I have given myself the situation where I have a capacitor of area "A" and separation "d"

Between them is a non-uniform but continuous dielectric, so that the dielectric on the right plate is significantly more dense than that of the left.

I have also given the dielectric the function: $$\epsilon = \epsilon_{0}+\alpha x$$
where x is the distance from the left plate.


Now I can find my answer by taking an infinite sum of infinitesimal capacitors in series.

I'm just confused now on how to properly build the formula. Should I take the derivative of
my capacitance formula with respect to d, plug in for epsilon as a function of distance and integrate? Or how?

I've listed a few of my ideas on formulas below.
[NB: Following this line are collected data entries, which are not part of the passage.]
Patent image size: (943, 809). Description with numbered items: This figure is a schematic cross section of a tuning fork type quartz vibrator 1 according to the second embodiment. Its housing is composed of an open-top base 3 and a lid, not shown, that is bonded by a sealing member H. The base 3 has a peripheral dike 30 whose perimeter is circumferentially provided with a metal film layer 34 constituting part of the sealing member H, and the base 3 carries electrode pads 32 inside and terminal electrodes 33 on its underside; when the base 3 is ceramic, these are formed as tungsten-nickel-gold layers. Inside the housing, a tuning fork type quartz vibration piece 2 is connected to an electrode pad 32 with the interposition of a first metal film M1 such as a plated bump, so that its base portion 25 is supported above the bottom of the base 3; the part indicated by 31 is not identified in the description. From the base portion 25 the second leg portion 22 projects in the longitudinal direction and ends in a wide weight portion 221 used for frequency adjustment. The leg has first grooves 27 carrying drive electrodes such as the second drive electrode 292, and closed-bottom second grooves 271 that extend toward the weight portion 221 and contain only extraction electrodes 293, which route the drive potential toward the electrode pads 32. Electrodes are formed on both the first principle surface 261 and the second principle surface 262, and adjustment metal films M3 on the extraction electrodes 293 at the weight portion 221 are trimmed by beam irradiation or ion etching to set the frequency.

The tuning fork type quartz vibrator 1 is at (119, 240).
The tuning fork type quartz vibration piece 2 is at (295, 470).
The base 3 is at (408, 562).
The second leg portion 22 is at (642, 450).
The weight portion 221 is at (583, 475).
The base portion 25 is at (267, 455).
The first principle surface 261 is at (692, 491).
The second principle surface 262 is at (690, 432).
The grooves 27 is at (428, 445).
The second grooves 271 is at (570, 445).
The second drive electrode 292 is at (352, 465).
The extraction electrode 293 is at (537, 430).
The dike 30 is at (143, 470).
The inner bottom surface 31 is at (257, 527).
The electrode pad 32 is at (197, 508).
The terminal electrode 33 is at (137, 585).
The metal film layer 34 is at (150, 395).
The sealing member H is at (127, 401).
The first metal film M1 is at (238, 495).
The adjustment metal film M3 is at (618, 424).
If anyone can point out the right one and why.

$$C = \frac{\epsilon_{ave} A}{d}$$
Where
$$\epsilon_{ave}=\frac{1}{d}\int \epsilon_{0}+\alpha x dx$$

$$C_{eq} = \int \frac{-(\epsilon_{0}+\alpha x)A dx}{x^2}$$

$$\frac{1}{C_{eq}}= \int \frac{dx}{(\epsilon_{0}+\alpha x)A}$$


$$\frac{1}{C_{eq}}= \int \frac{x dx}{(\epsilon_{0}+\alpha x)A}$$

 

[tiny-tim]

Hi godtripp!

(have an epsilon: ε and an alpha: α and an integral: ∫ )

You have to integrate 1/C to get 1/C_eq.

For a slice of thickness dx, d(1/C) = dx/εA,

and so 1/C_eq = ∫ d(1/C) = ∫ dx/εA

(and, just to check … when ε is constant, that's x/εA ! )

 

[godtripp]

Thank you tim!